Sam gives this the day that Pond’s lecture offer was “definitely shelved” by Livy [July 20 to MacAlister].
Squibs of identical text appeared in the NY Times, p.7, and the Hartford Courant, p.1, and likely in other U.S. papers.
MARK TWAIN’S BOOK FINISHED.
LONDON, July 7.—Mark Twain has finished his new book, “The Surviving Innocent Abroad,” and will start for the Continent to-morrow for a vacation.
July 9 Friday
July 10 Saturday – Sam’s notebook:
London, July 10. Livy, Clara , & Julie Langdon in a hansom. The horse fell, the whole front of the hansome wrecked, Clara thrown over & disappeared from Livy’s view—fell on the struggling horse’s rump, slipped down on to his hind legs in front of the wheels, scrambled out & had no severe hurts. Livy was flung on to the floor of the hansom & got two bruises on her face. Julie was not unseated, & not hurt.
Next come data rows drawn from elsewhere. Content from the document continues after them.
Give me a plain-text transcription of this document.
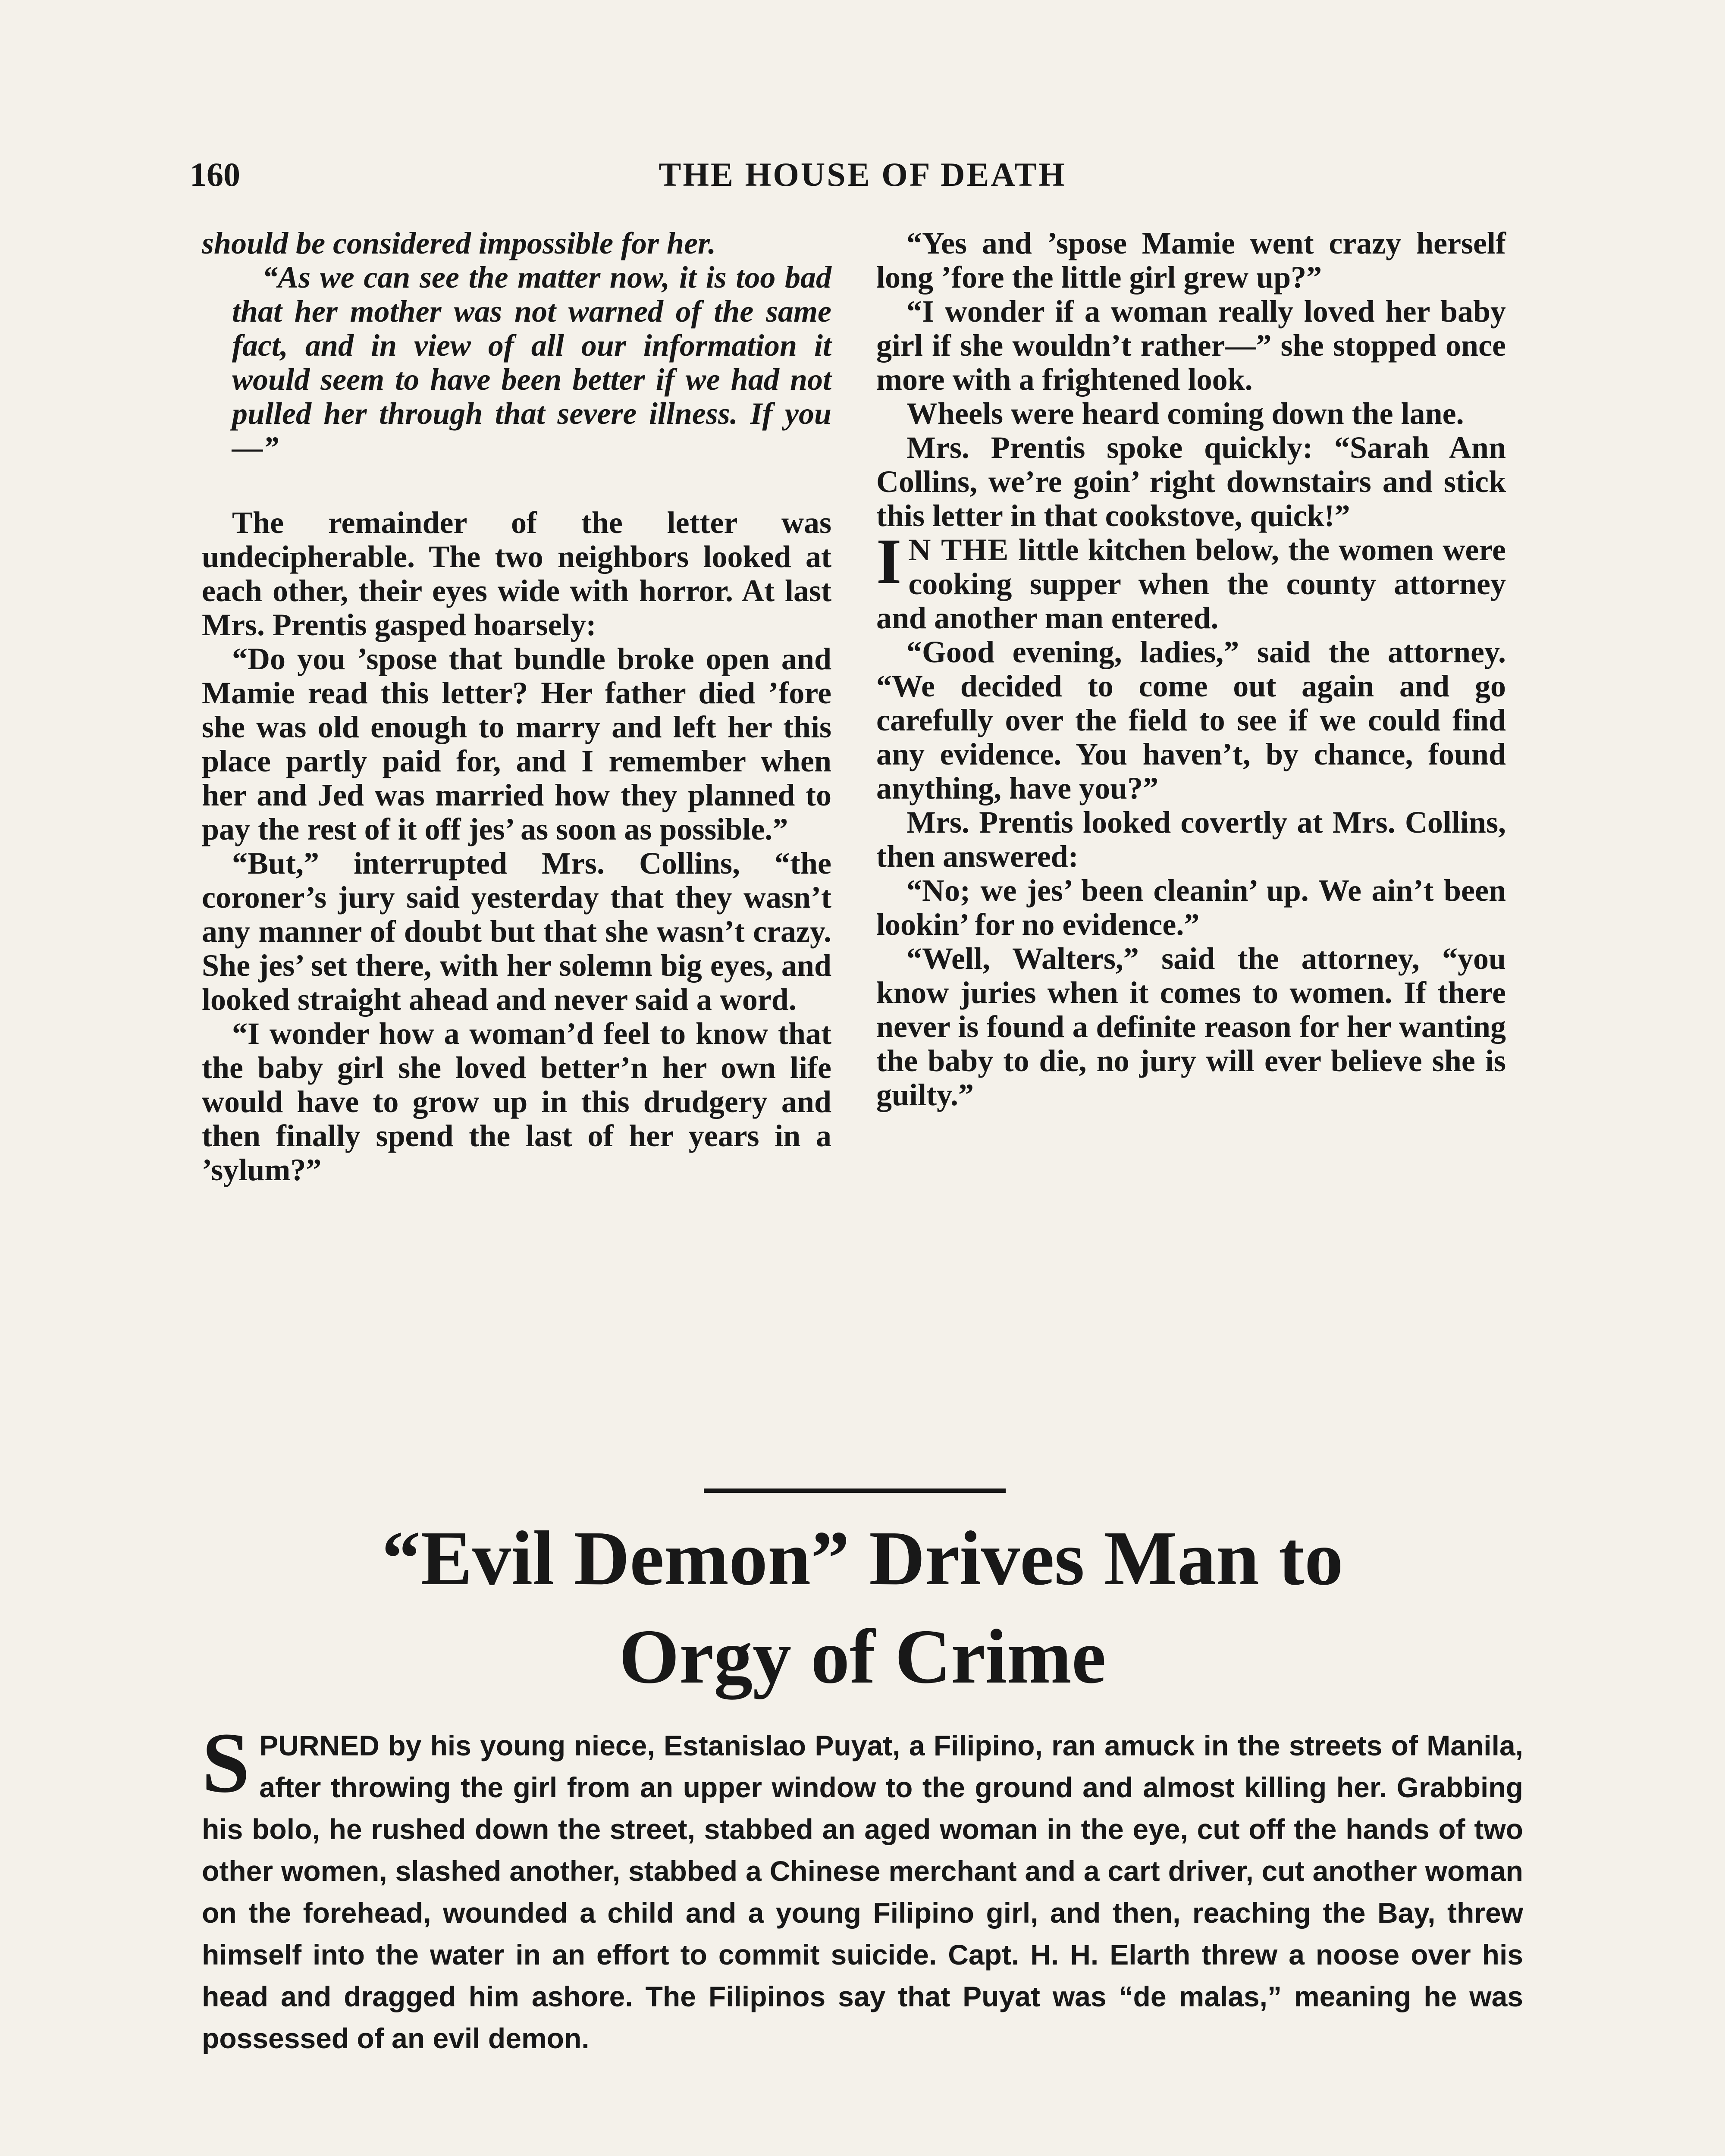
THE HOUSE OF DEATH
160

should be considered impossible for her.

“As we can see the matter now, it is too bad that her mother was not warned of the same fact, and in view of all our information it would seem to have been better if we had not pulled her through that severe illness. If you—”

The remainder of the letter was undecipherable. The two neighbors looked at each other, their eyes wide with horror. At last Mrs. Prentis gasped hoarsely:

“Do you ’spose that bundle broke open and Mamie read this letter? Her father died ’fore she was old enough to marry and left her this place partly paid for, and I remember when her and Jed was married how they planned to pay the rest of it off jes’ as soon as possible.”

“But,” interrupted Mrs. Collins, “the coroner’s jury said yesterday that they wasn’t any manner of doubt but that she wasn’t crazy. She jes’ set there, with her solemn big eyes, and looked straight ahead and never said a word.

“I wonder how a woman’d feel to know that the baby girl she loved better’n her own life would have to grow up in this drudgery and then finally spend the last of her years in a ’sylum?”

“Yes and ’spose Mamie went crazy herself long ’fore the little girl grew up?”

“I wonder if a woman really loved her baby girl if she wouldn’t rather—” she stopped once more with a frightened look.

Wheels were heard coming down the lane.

Mrs. Prentis spoke quickly: “Sarah Ann Collins, we’re goin’ right downstairs and stick this letter in that cookstove, quick!”

I N THE little kitchen below, the women were cooking supper when the county attorney and another man entered.

“Good evening, ladies,” said the attorney. “We decided to come out again and go carefully over the field to see if we could find any evidence. You haven’t, by chance, found anything, have you?”

Mrs. Prentis looked covertly at Mrs. Collins, then answered:

“No; we jes’ been cleanin’ up. We ain’t been lookin’ for no evidence.”

“Well, Walters,” said the attorney, “you know juries when it comes to women. If there never is found a definite reason for her wanting the baby to die, no jury will ever believe she is guilty.”

“Evil Demon” Drives Man to
Orgy of Crime
SPURNED by his young niece, Estanislao Puyat, a Filipino, ran amuck in the streets of Manila, after throwing the girl from an upper window to the ground and almost killing her. Grabbing his bolo, he rushed down the street, stabbed an aged woman in the eye, cut off the hands of two other women, slashed another, stabbed a Chinese merchant and a cart driver, cut another woman on the forehead, wounded a child and a young Filipino girl, and then, reaching the Bay, threw himself into the water in an effort to commit suicide. Capt. H. H. Elarth threw a noose over his head and dragged him ashore. The Filipinos say that Puyat was “de malas,” meaning he was possessed of an evil demon.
The horse scrambled on to his feet leaving Clara under the cab in front of the wheels. She was on his hind legs and gripping one of his ancles with her hand when he scrambled up and spilt her off to the rear [NB 41 TS 44]. Note: Clara Clemens published an account of this in Awake to a Perfect Day (1956) p.82-4. A hansom is a low-slung, two-wheeled carriage, usually driven by one horse for two passengers with driver mounted on an elevated seat behind and reins strung over the top; named after J.A. Hansom (1803-1882), English architect who designed it.
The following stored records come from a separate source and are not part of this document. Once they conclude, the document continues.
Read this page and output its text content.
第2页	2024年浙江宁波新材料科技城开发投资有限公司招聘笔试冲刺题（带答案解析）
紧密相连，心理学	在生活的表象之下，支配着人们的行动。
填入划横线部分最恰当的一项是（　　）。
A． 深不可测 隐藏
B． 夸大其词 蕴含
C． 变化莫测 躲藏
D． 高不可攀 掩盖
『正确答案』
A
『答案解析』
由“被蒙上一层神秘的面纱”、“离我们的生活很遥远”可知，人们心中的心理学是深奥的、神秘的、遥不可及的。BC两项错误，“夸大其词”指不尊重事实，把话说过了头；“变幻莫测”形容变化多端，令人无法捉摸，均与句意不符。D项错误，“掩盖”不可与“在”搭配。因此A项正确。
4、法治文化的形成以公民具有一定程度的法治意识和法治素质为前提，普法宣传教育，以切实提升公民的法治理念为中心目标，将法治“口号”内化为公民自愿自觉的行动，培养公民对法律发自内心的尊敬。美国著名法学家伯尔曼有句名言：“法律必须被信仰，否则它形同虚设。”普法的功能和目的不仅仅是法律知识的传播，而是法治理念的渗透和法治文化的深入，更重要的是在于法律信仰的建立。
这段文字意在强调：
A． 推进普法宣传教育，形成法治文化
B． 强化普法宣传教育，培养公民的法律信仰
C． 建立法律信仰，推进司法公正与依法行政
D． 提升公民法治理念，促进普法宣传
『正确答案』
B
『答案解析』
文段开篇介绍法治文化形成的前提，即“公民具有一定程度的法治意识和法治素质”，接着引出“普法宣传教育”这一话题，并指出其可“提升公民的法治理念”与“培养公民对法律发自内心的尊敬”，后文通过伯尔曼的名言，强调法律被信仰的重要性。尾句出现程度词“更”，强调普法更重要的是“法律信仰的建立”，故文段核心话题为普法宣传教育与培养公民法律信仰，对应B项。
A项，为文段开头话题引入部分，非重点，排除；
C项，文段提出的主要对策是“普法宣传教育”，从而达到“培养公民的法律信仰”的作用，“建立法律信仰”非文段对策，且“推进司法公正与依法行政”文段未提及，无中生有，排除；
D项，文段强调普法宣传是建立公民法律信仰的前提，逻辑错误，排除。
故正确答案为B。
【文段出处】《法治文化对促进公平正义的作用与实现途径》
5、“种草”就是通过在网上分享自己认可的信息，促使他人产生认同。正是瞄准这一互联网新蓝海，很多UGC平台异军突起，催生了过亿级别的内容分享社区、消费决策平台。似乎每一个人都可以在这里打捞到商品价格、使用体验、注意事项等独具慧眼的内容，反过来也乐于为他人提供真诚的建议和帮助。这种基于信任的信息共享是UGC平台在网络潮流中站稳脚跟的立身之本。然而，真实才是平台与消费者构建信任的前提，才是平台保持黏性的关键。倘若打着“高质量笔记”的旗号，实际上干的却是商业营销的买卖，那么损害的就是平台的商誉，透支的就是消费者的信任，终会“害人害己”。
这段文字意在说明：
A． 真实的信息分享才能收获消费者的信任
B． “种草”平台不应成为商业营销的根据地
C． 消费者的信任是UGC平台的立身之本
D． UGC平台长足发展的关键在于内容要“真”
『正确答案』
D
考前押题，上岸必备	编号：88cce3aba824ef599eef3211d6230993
Right after the above entry, Sam wrote: “Inform Sir Douglas Straight or J.M. Barrie that I am the Omar Khayam Club of America” [NB 41 TS 44]. Note: Douglas Straight (1844-1914), English lawyer, member of Parliament, Judge, and journalist. Sir James Matthew Barrie (1860-1937), Scottish author and dramatist, best known for creating Peter Pan.
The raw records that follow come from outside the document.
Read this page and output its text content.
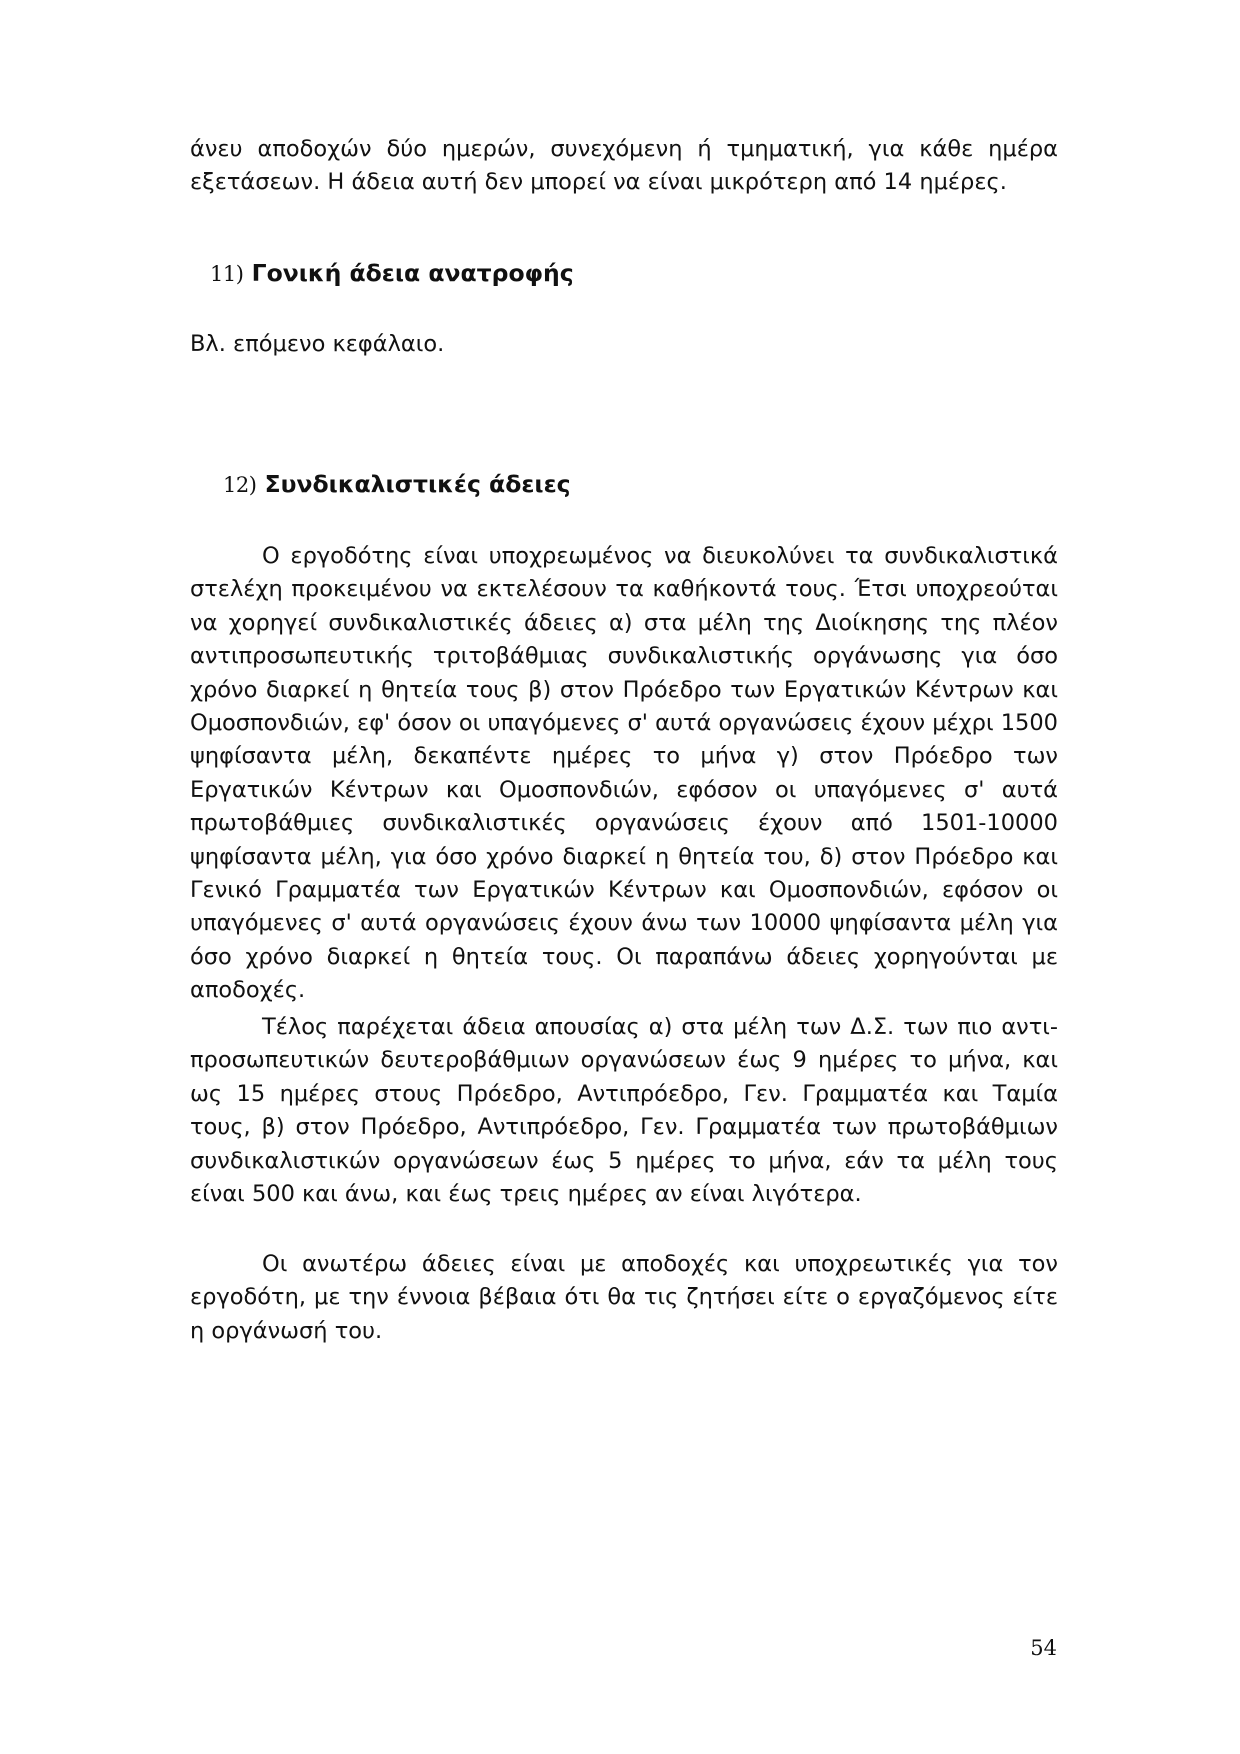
άνευ αποδοχών δύο ημερών, συνεχόμενη ή τμηματική, για κάθε ημέρα εξετάσεων. Η άδεια αυτή δεν μπορεί να είναι μικρότερη από 14 ημέρες.

11) Γονική άδεια ανατροφής

Βλ. επόμενο κεφάλαιο.

12) Συνδικαλιστικές άδειες

Ο εργοδότης είναι υποχρεωμένος να διευκολύνει τα συνδικαλιστικά στελέχη προκειμένου να εκτελέσουν τα καθήκοντά τους. Έτσι υποχρεούται να χορηγεί συνδικαλιστικές άδειες α) στα μέλη της Διοίκησης της πλέον αντιπροσωπευτικής τριτοβάθμιας συνδικαλιστικής οργάνωσης για όσο χρόνο διαρκεί η θητεία τους β) στον Πρόεδρο των Εργατικών Κέντρων και Ομοσπονδιών, εφ' όσον οι υπαγόμενες σ' αυτά οργανώσεις έχουν μέχρι 1500 ψηφίσαντα μέλη, δεκαπέντε ημέρες το μήνα γ) στον Πρόεδρο των Εργατικών Κέντρων και Ομοσπονδιών, εφόσον οι υπαγόμενες σ' αυτά πρωτοβάθμιες συνδικαλιστικές οργανώσεις έχουν από 1501-10000 ψηφίσαντα μέλη, για όσο χρόνο διαρκεί η θητεία του, δ) στον Πρόεδρο και Γενικό Γραμματέα των Εργατικών Κέντρων και Ομοσπονδιών, εφόσον οι υπαγόμενες σ' αυτά οργανώσεις έχουν άνω των 10000 ψηφίσαντα μέλη για όσο χρόνο διαρκεί η θητεία τους. Οι παραπάνω άδειες χορηγούνται με αποδοχές.

Τέλος παρέχεται άδεια απουσίας α) στα μέλη των Δ.Σ. των πιο αντι-προσωπευτικών δευτεροβάθμιων οργανώσεων έως 9 ημέρες το μήνα, και ως 15 ημέρες στους Πρόεδρο, Αντιπρόεδρο, Γεν. Γραμματέα και Ταμία τους, β) στον Πρόεδρο, Αντιπρόεδρο, Γεν. Γραμματέα των πρωτοβάθμιων συνδικαλιστικών οργανώσεων έως 5 ημέρες το μήνα, εάν τα μέλη τους είναι 500 και άνω, και έως τρεις ημέρες αν είναι λιγότερα.

Οι ανωτέρω άδειες είναι με αποδοχές και υποχρεωτικές για τον εργοδότη, με την έννοια βέβαια ότι θα τις ζητήσει είτε ο εργαζόμενος είτε η οργάνωσή του.

54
The New York Times, July 10, 1897, p RBA1:
Mark Twain’s New Book
Frank E. Bliss, President of the American Publishing Company of Hartford, returned to Hartford a week ago bringing with him from London the manuscript of two-thirds of Mark Twain’s new book. Mr. Clemens is at comfortable quarters in Chelsea, a suburb of London. On his arrival there Mr. Bliss wrote home to his brother: “I am here with Mark Twain. He looks well, feels well, and is well. His traveling and lecturing has built him up, both in spirit and in body, for he was much broken down when he went away. Now he is strong and cheerful.” Mr. Bliss spent ten days with him. The new book has occupied the humorist’s time all the Winter and Spring, and he is now revising the concluding chapters. The author, in reference to the work, says: “It’s a splendid book. I wouldn’t swap any book I ever wrote for it.” The work will be sold by subscription only, and will be ready for delivery during the holidays. It contains about 600 pages, and deals with travel in Australia, India, New Zealand, and South Africa.
July 11 Sunday – At the Hans Crescent Hotel in London, Sam wrote to H.H. Rogers.
SLC used mourning border for most letters from Susy’s death on, then from Livy’s death on.